Things you don't think about

Wednesday, June 15, 2011
While rambling around the web looking for something else entirely, I stumbled upon the article  The Unsung Heroes of Biscuit Embossing at the website Edible Geography. The article starts with this:
Interestingly, when the Oreo was first introduced by Nabisco in 1912, it used a much more organic wreath for its emboss, later augmented with two pairs of turtledoves in a 1924 redesign. The contemporary Oreo stamp was introduced in 1952, and it has remained unchanged, and, in the words of Pulitzer Prize-winning architecture critic Paul Goldberger, “the stuff of legend,” ever since.

Writing in 1986, to mark the cookie’s seventy-fifth birthday, Goldberger declared that the Oreo “stands as the archetype of its kind, a reminder that cookies are designed as consciously as buildings, and sometimes better.” Comparing the Oreo to its less successful competitor, the Hydrox, Goldberger notes:

Still, it is the Oreo that has become the icon. And after all, it is the more American-looking of the two — its even pattern, however dowdy, has an industrial, stamped-out quality. It might be said to combine homelike decoration with an American love of machine imagery, and in that combination lies a triumph of design.
It first discusses the evolution of the emboss on Oreo cookies, who may have designed it and what it may symbolize. From there it branches into a discussion of the history of embosses on biscuits and the practical reasons for some of the features of an emboss, and eventually the technology and machinery created to mass produce biscuits.

I had never given any thought to the patterns backed into an Oreo cookie. They were just there.

Although it sounds silly in context, the sentence fragment "cookies are designed as consciously as buildings" makes an interesting point. You can say the same thing about virtually any manufactured item. A coin from you pocket, the cup you drink your coffee from, the tile on your floor -- each is a thing you give no thought to, yet the details of them are considerable. As an example, here's the Wikipedia page about the common nail.

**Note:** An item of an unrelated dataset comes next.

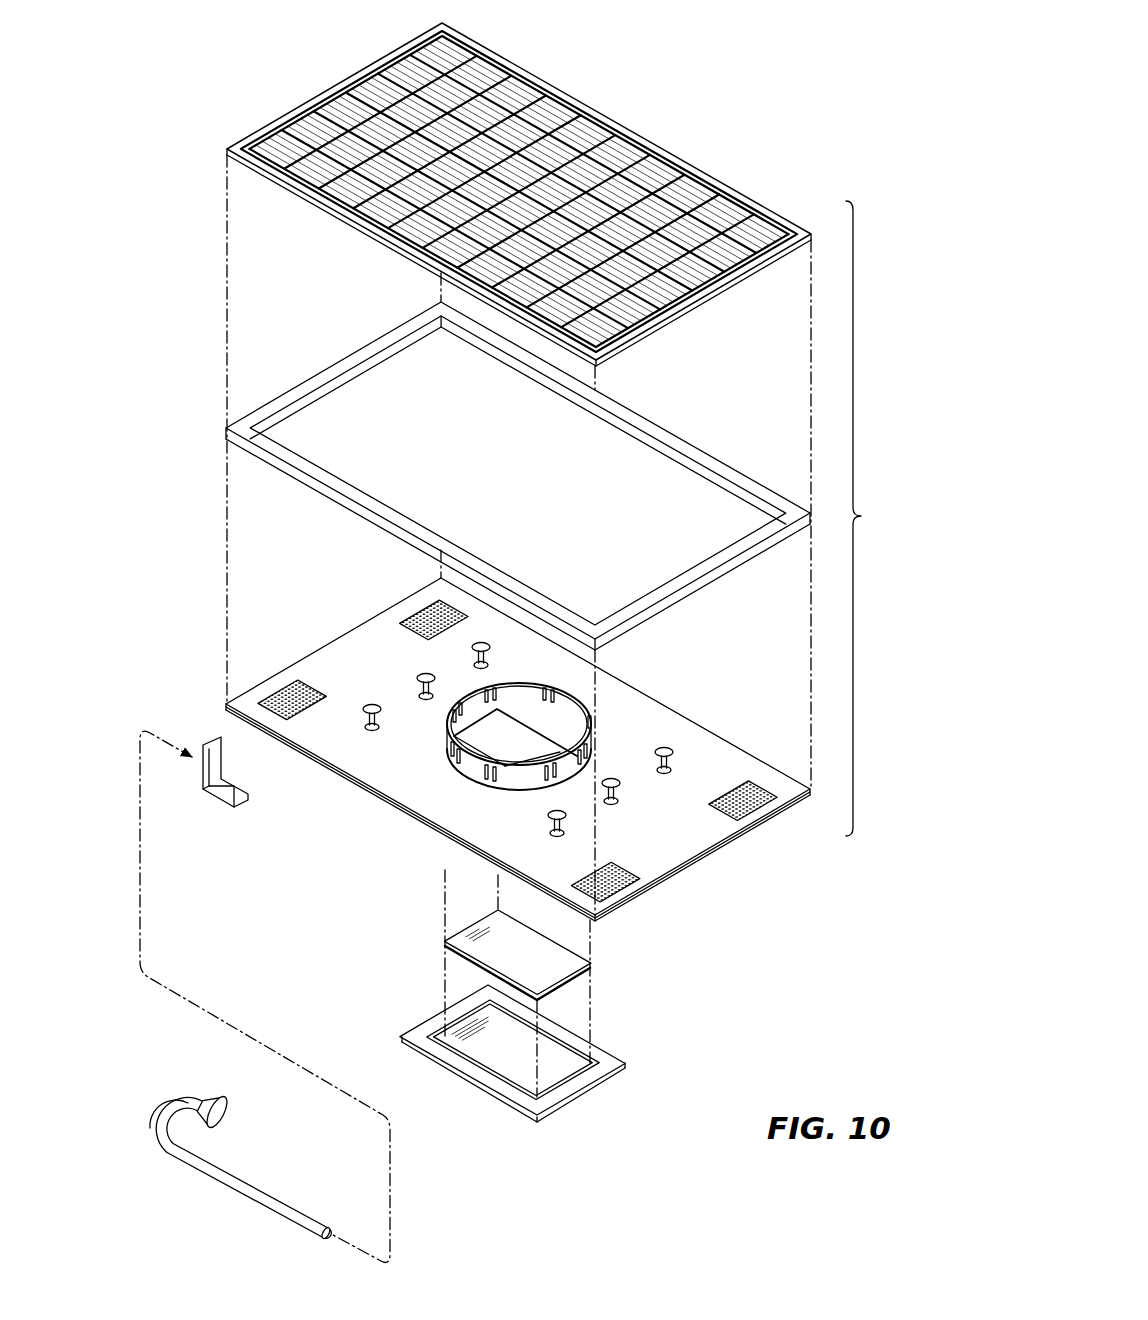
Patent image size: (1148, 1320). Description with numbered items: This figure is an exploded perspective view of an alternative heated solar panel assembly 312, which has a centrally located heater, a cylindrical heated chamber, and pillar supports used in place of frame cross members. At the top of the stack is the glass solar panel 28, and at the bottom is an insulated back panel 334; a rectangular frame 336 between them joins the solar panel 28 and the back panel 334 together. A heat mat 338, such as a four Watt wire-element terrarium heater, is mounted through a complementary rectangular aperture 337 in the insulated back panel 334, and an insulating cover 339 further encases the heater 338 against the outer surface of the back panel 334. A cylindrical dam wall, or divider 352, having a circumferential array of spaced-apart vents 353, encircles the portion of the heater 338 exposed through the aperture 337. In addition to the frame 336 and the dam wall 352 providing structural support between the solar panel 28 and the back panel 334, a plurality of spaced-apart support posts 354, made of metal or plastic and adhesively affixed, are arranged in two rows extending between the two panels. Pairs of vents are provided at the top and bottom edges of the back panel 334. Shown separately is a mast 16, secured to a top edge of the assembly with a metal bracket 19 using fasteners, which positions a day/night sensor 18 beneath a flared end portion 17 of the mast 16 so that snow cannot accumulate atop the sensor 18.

If you narrow your focus enough, and concentrate on just a mundane slice of the big picture, it is always amazing how thought through the details are, and how many experts there must be out there. Experts at little and sometimes obscure chunks of knowledge. Things we don't think about.  From time to time, the little things are worth looking at, worth turning over in your hand and carefully considering it, just to remind yourself of that fact.